+62 812-1854-1254 info@healthytimes.co.id

Masyarakat umumnya panik ketika terjadi wabah penyakit. Tahun ini, dunia dikejutkan dengan laporan beberapa negara yang warganya terjangkit virus zika. Zika sebenarnya tidak harus ditakuti berlebihan, kecuali pada ibu hamil. Tidak semua infeksi zika menunjukkan gejala, dan jika ada gejala seperti demam, kulit berbintik merah, sakit kepala, nyeri sendi, nyeri otot, sakit kepala, kelemahan dan terjadi peradangan konjungtiva, umumnya akan sembuh dalam waktu 7 hari.

Inilah 5 hal penting yang harus Anda tahu tentang virus Zika, sehingga Anda dapat mengantisipasi dengan tepat jika ada kasus ditemukan di area Anda:

1.Zika terutama menyebar melalui nyamuk yang terinfeksi. Virus zika dapat ditularkan melalui hubungan seksual.

Banyak negara sudah melaporkan kasus infeksi virus zika. Virus Zika ditularkan melalui gigitan nyamuk. Nyamuk yang menjadi vektor penyakit Zika adalah nyamuk Aedes, dapat dalam jenis Aedes aegypti untuk daerah tropis, Aedes africanus di Afrika, dan juga Aedes albopictus pada beberapa daerah lain. Nyamuk Aedes merupakan jenis nyamuk yang aktif di siang hari, dan dapat hidup di dalam maupun luar ruangan. Virus zika juga bisa ditularkan oleh ibu hamil kepada janinnya selama masa kehamilan. Juga, Zika dapat ditularkan melalui hubungan seksual dari orang yang terjangkit Zika kepada pasangannya.

2.Cara terbaik untuk mencegah Zika adalah mencegah gigitan nyamuk.
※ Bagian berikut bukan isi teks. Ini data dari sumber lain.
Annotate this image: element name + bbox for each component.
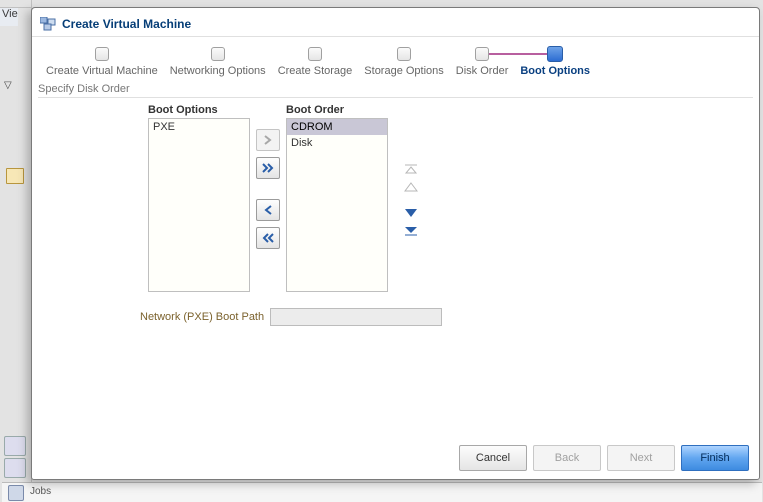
wizard-step-indicator[interactable] (95, 47, 109, 61)
folder-icon (6, 168, 24, 184)
wizard-step-label[interactable]: Storage Options (364, 65, 444, 77)
jobs-gear-icon (8, 485, 24, 501)
boot-order-label: Boot Order (286, 104, 388, 116)
wizard-step-indicator[interactable] (308, 47, 322, 61)
chevron-right-icon (263, 135, 273, 145)
move-all-left-button[interactable] (256, 227, 280, 249)
section-heading: Specify Disk Order (38, 83, 759, 95)
triangle-down-icon (404, 208, 418, 218)
back-button-label: Back (555, 452, 579, 464)
wizard-steps: Create Virtual Machine Networking Options… (40, 49, 751, 77)
move-bottom-icon (404, 226, 418, 236)
boot-order-listbox[interactable]: CDROMDisk (286, 118, 388, 292)
create-vm-wizard-dialog: Create Virtual Machine Create Virtual Ma… (31, 7, 760, 480)
wizard-step-label[interactable]: Boot Options (520, 65, 590, 77)
wizard-step-label[interactable]: Create Virtual Machine (46, 65, 158, 77)
pxe-boot-path-label: Network (PXE) Boot Path (140, 311, 264, 323)
wizard-step-indicator[interactable] (475, 47, 489, 61)
wizard-step-label[interactable]: Create Storage (278, 65, 353, 77)
triangle-up-icon (404, 182, 418, 192)
jobs-label: Jobs (30, 486, 51, 497)
move-bottom-button[interactable] (402, 224, 420, 238)
finish-button-label: Finish (700, 452, 729, 464)
list-item[interactable]: CDROM (287, 119, 387, 135)
move-down-button[interactable] (402, 206, 420, 220)
wizard-window-icon (40, 17, 56, 31)
move-top-icon (404, 164, 418, 174)
wizard-title: Create Virtual Machine (62, 17, 191, 31)
move-all-right-button[interactable] (256, 157, 280, 179)
view-tab-fragment: Vie (2, 8, 18, 20)
wizard-step-indicator[interactable] (547, 46, 563, 62)
next-button-label: Next (630, 452, 653, 464)
move-left-button[interactable] (256, 199, 280, 221)
boot-options-label: Boot Options (148, 104, 250, 116)
cancel-button-label: Cancel (476, 452, 510, 464)
finish-button[interactable]: Finish (681, 445, 749, 471)
wizard-titlebar: Create Virtual Machine (32, 8, 759, 37)
double-chevron-right-icon (262, 163, 274, 173)
list-item[interactable]: PXE (149, 119, 249, 135)
move-right-button[interactable] (256, 129, 280, 151)
tree-toggle-icon: ▽ (4, 80, 12, 91)
boot-options-listbox[interactable]: PXE (148, 118, 250, 292)
wizard-step-label[interactable]: Networking Options (170, 65, 266, 77)
perspective-icon-1 (4, 436, 26, 456)
list-item[interactable]: Disk (287, 135, 387, 151)
chevron-left-icon (263, 205, 273, 215)
wizard-step-indicator[interactable] (397, 47, 411, 61)
cancel-button[interactable]: Cancel (459, 445, 527, 471)
jobs-bar: Jobs (2, 482, 762, 502)
background-app-strip: Vie ▽ (0, 0, 32, 502)
move-top-button[interactable] (402, 162, 420, 176)
move-up-button[interactable] (402, 180, 420, 194)
wizard-step-indicator[interactable] (211, 47, 225, 61)
wizard-step-connector (489, 53, 547, 55)
next-button[interactable]: Next (607, 445, 675, 471)
back-button[interactable]: Back (533, 445, 601, 471)
double-chevron-left-icon (262, 233, 274, 243)
wizard-step-label[interactable]: Disk Order (456, 65, 509, 77)
pxe-boot-path-input[interactable] (270, 308, 442, 326)
perspective-icon-2 (4, 458, 26, 478)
Untuk mencegah gigitan nyamuk, dapat digunakan losion anti nyamuk yang sudah teruji aman dan efektif mencegah gigutan serangga. Disarankan mengenakan kemeja lengan panjang dan celana panjang saat tidur, dan usahakan selalu berada di ruangan ber-AC atau ruangan dengan pelindung nyamuk di jendela dan pintu. Jangan lupa buang penampungan air yang berpotensi menjadi sarang nyamuk.

3. Zika dikaitkan dengan cacat janin.

Infeksi Zika selama kehamilan dapat menyebabkan cacat lahir yang serius yang disebut microsefalus, yang merupakan tanda perkembangan otak yang tidak sempurna. Dokter juga menemukan masalah lain pada kehamilan dan masalah pada janin dan bayi yang terinfeksi dengan virus Zika sebelum kelahiran. Maka untuk ibu hamil dan memiliki pasangan yang tinggal di atau telah melakukan perjalanan ke daerah dengan Zika, sebaiknya tidak berhubungan seks, atau menggunakan kondom selama kehamilan.

4.Wanita hamil sebaiknya tidak melakukan perjalanan ke daerah yang ditemukan Zika.

Jika Anda harus melakukan perjalanan ke salah satu wilayah yang sudah diketahui memiliki virus zika ini, sebaiknya konsultasikan dengan dokter Anda terlebih dahulu dan harus menjalani dengan ketat langkah-langkah untuk mencegah gigitan nyamuk selama perjalanan.

5.Wisatawan kembali ke negaranya dan terinfeksi Zika dapat menyebarkan virus melalui gigitan nyamuk.

Selama minggu pertama infeksi, virus Zika dapat ditemukan dalam darah seseorang dan ia dapat menularkan virusnnya melalui gigitan nyamuk. Nyamuk yang terinfeksi kemudian dapat menyebarkan virus ke orang lain. Wisatawan yang kembali dan terinfeksi zika sebaiknya melakukan langkah-langkah pencegahan penularan saat berhubungan seksual, dengan menggunakan kondom atau tidak berhubungan seksual sementara.